Another war between France and Germany is unthinkable 40 years on from the Elysée Treaty of 1963. The treaty deepened what French and German leaders had already agreed when the European Coal and Steel Community was set up in 1951, the European Economic Community and the European Atomic Energy Community in 1957. In the same way the Franco-German agreements announced yesterday in Versailles will profoundly affect the future of the European Union as it decides how to organise its politics for the next generation.
These agreements must, of course, be set against the three wars they fought between 1870 and 1945. Two of them became world wars in which many millions died. Hence the moving prologue to the Coal and Steel treaty by the rulers of France, Germany, Belgium, Italy, Luxembourg and the Netherlands in 1951. They "resolved to substitute for age-old rivalries the merging of their essential interests; to create, by establishing an economic community, the basis for a broader and deeper community of peoples long divided by bloody conflicts; and to lay the foundations for institutions which will give direction to a destiny henceforward shared."

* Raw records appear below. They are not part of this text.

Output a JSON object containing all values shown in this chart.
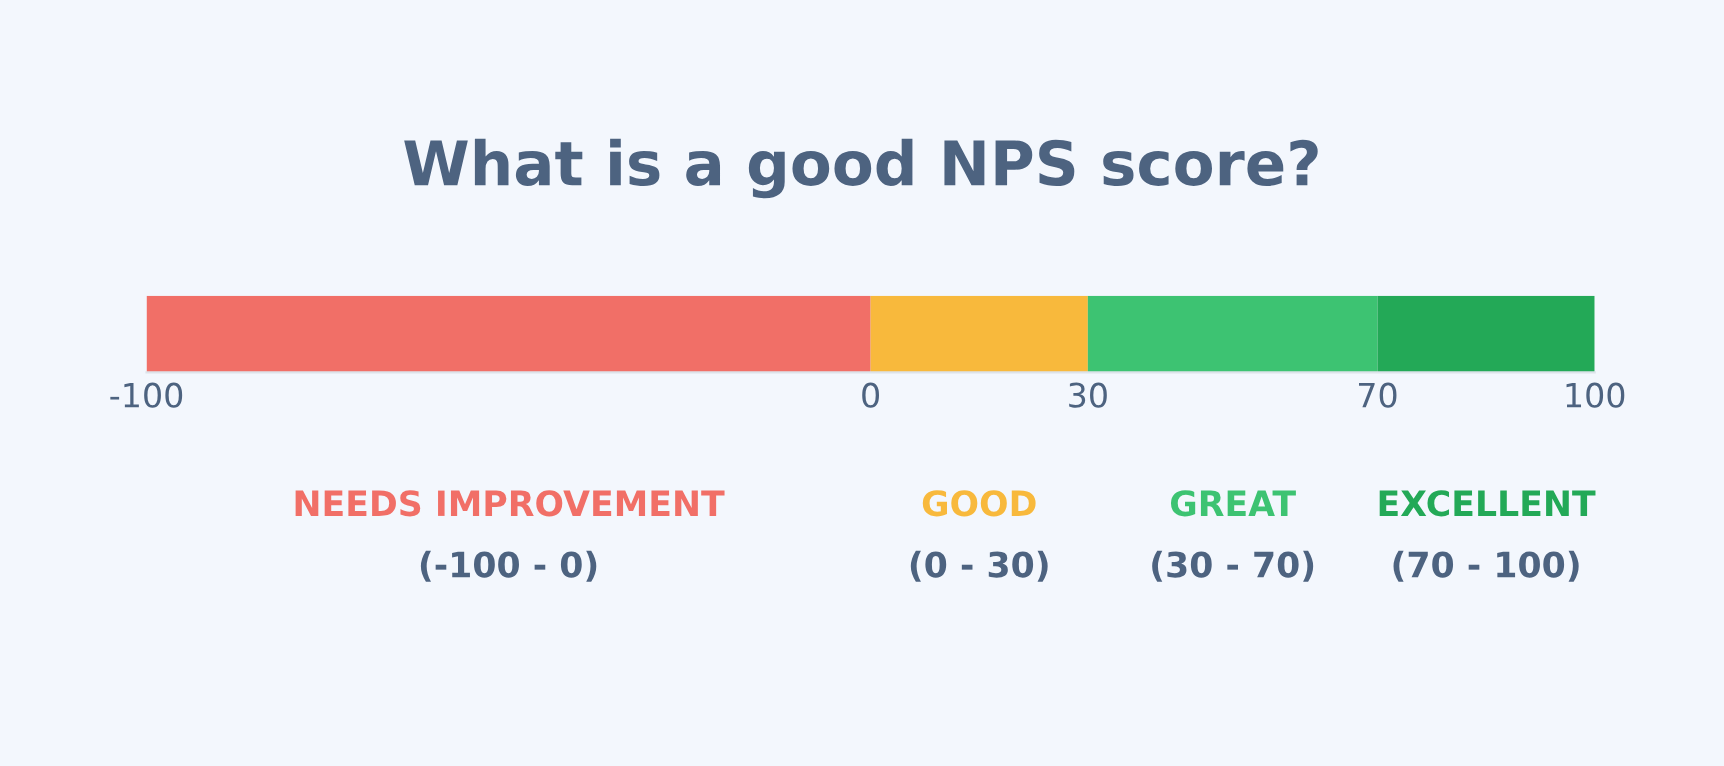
{
  "chart_data": {
    "type": "bar",
    "title": "What is a good NPS score?",
    "orientation": "horizontal",
    "stacked": true,
    "categories": [
      null
    ],
    "series": [
      {
        "name": "NEEDS IMPROVEMENT",
        "color": "#f16f67",
        "values": [
          -100
        ]
      },
      {
        "name": "GOOD",
        "color": "#f8b93c",
        "values": [
          30
        ]
      },
      {
        "name": "GREAT",
        "color": "#3dc372",
        "values": [
          40
        ]
      },
      {
        "name": "EXCELLENT",
        "color": "#23a957",
        "values": [
          30
        ]
      }
    ],
    "xlim": [
      -100,
      100
    ],
    "xticks": [
      -100,
      0,
      30,
      70,
      100
    ],
    "annotations": [
      "(-100 - 0)",
      "(0 - 30)",
      "(30 - 70)",
      "(70 - 100)"
    ],
    "grid": false,
    "legend": false
  }
}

These famous words were echoed in yesterday's declaration, which said "France and Germany are linked by a shared destiny. Our common future is inseparable from that of a more integrated and enlarged European Union." A raft of proposals and new initiatives has been attached to this 40th anniversary. The most publicised and controversial one puts the case for a dual presidency of the EU - a Commission president elected by the European Parliament and confirmed by political leaders of the member-states; and a president of the European Council appointed by these leaders for a fixed term instead of the existing six-month rotating system. It has been convincingly criticised, especially by smaller states, as likely to undermine the Commission and bolster the role of the larger ones; but, given its provenance, it sets the agenda for political debate on this subject over coming months.
Also contained in the Franco-German plan is much closer co-operation over EU foreign policy, security, defence and criminal matters. The seriousness of their intent is underlined by reinforcement of their own bilateral relations, including radical plans for joint citizenship and closer cultural co-operation.
Franco-German relations over these 40-50 years have been an elite rather than a popular project - not unlike European integration itself. Increasingly, however, both these projects will have to engage citizens. France and Germany will also have to demonstrate anew that they retain the capacity to make a difference in a much larger European Union.